Henson, who has been vocal about her personal struggles with depression and anxiety, will support her foundation’s fight to end the stigma of mental illness by publicly speaking during the Can We Talk? Conference and Benefit Dinner in Washington D.C. on June 7-9.
The Congressional Black Caucus Taskforce, led by New Jersey Congresswoman Bonnie Watson Coleman, was launched on April 30 and is dedicated to compiling research towards addressing the issue of Black youth suicide and creating better access to mental health.
“This is an incredible opportunity to address the people who can not only help shine a light on this devastating problem in our community, but who also have the power and resources to help us truly make a difference in young Black lives,” the star said in a statement.
“It is an honor to have the support and attention of members of Congress who are truly invested in working towards a solution,” she added.
Henson founded her nonprofit in 2018, naming it after her father, Boris Lawrence Henson, who struggled with mental health challenges as a result of his tour of duty in the Vietnam War.
The summit will kick off June 7 with a 300-person benefit dinner with a keynote address delivered by Dr. Altha J. Stewart, the first African-American to be named President of the American Psychiatric Association.
Proceeds from the benefit will go towards BLHF’s “You Got This!” Fundraising Campaign in an effort to support access to therapy for African-Americans who may not have the means to cover expenses.
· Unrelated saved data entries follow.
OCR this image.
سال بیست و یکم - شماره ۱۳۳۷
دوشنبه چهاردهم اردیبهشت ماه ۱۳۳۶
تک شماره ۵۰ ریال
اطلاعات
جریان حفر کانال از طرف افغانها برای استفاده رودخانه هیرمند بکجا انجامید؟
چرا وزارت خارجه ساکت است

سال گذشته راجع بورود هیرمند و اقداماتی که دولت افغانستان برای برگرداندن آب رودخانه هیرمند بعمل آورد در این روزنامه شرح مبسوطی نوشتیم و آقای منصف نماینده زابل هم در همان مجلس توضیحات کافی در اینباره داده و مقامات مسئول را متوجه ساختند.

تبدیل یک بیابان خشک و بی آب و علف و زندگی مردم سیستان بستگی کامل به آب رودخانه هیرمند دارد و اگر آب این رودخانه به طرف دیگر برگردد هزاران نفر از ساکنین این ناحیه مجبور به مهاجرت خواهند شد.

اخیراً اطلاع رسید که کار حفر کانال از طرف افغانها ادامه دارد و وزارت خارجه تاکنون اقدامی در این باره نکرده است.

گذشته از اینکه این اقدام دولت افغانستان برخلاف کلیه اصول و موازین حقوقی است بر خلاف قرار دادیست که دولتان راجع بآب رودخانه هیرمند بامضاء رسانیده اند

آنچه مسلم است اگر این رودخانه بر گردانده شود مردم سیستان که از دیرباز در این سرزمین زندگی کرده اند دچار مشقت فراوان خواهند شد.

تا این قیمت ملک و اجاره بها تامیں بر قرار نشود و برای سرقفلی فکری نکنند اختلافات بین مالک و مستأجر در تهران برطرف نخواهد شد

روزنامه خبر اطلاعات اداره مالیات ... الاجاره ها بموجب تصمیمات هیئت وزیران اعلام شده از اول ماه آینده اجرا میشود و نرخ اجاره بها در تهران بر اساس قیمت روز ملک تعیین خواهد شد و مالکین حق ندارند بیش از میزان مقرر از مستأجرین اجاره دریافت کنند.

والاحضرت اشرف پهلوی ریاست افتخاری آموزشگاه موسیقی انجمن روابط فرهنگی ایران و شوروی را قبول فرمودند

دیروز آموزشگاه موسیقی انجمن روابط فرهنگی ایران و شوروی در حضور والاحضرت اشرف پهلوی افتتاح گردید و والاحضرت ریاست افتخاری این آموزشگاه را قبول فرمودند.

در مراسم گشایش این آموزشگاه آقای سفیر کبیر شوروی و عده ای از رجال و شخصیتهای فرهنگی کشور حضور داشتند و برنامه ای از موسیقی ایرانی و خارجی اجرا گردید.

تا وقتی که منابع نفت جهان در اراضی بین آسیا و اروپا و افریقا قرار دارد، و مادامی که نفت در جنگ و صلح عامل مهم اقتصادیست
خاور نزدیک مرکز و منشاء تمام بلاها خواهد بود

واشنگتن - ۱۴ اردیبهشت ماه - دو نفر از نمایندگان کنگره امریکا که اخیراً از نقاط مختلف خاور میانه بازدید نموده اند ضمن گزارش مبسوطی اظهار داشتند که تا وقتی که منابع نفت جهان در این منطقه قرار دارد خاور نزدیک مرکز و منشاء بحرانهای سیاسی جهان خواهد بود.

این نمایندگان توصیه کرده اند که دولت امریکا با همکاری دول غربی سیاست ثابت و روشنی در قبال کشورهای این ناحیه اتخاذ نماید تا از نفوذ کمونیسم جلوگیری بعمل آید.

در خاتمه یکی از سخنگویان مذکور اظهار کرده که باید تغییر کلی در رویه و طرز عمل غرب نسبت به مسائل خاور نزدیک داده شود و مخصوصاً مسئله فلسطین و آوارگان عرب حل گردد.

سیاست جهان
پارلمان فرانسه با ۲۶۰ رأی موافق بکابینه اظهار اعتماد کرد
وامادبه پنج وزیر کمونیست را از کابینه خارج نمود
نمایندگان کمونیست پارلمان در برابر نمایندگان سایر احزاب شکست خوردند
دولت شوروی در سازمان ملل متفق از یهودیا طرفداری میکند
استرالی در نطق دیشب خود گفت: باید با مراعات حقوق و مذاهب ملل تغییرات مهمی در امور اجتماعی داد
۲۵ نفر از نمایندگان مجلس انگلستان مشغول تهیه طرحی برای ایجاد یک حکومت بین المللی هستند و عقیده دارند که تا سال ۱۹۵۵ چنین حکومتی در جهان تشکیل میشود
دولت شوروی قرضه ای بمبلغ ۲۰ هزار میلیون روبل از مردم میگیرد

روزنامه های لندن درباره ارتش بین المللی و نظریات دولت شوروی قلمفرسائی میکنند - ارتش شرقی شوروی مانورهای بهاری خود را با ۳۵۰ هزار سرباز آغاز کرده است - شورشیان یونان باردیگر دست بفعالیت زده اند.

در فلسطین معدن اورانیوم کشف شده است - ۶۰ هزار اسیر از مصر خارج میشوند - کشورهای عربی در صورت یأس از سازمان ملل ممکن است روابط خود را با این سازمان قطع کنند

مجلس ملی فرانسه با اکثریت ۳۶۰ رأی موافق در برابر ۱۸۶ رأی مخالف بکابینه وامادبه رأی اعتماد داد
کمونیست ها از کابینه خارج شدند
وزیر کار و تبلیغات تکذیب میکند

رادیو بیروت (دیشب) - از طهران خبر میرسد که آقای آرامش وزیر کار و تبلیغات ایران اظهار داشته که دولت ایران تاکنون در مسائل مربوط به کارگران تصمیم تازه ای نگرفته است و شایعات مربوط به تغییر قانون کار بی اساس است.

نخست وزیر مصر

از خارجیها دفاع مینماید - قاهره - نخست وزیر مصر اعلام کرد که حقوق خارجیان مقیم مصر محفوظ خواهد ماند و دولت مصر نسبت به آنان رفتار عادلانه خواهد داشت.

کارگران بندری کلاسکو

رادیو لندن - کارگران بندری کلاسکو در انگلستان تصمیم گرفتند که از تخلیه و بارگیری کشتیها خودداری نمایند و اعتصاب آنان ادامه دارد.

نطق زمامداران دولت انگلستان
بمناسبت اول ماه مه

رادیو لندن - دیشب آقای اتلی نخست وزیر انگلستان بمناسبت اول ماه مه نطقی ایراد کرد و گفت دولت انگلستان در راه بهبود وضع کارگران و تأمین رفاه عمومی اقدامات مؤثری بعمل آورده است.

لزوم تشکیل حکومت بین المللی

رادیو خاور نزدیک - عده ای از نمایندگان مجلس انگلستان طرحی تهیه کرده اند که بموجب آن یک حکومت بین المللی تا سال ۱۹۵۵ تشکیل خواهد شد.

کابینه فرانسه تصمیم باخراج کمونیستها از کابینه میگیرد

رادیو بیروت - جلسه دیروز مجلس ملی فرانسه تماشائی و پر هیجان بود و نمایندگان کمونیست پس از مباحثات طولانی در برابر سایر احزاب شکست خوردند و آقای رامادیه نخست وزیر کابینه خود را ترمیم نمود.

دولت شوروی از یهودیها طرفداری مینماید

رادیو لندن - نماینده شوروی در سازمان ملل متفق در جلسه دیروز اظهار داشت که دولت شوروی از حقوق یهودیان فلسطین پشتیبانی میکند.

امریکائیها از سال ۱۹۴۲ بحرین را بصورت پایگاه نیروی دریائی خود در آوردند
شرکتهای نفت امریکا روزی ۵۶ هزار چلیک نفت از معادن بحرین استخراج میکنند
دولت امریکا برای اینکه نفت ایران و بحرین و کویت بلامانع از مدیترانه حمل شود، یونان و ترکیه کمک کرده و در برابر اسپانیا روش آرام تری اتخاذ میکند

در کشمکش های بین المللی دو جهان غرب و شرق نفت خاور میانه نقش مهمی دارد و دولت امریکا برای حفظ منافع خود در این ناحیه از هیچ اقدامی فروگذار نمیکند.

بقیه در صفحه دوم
The Oscar-nominated actress recently opened up to Variety about her own struggles, revealing the lack of Black mental health professionals is what pushed her to start her foundation.
“You can talk to your friends, but you need a professional who can give you exercises,” she said. “So that when you’re on the ledge, you have things to say to yourself that will get you off that ledge and past your weakest moments.”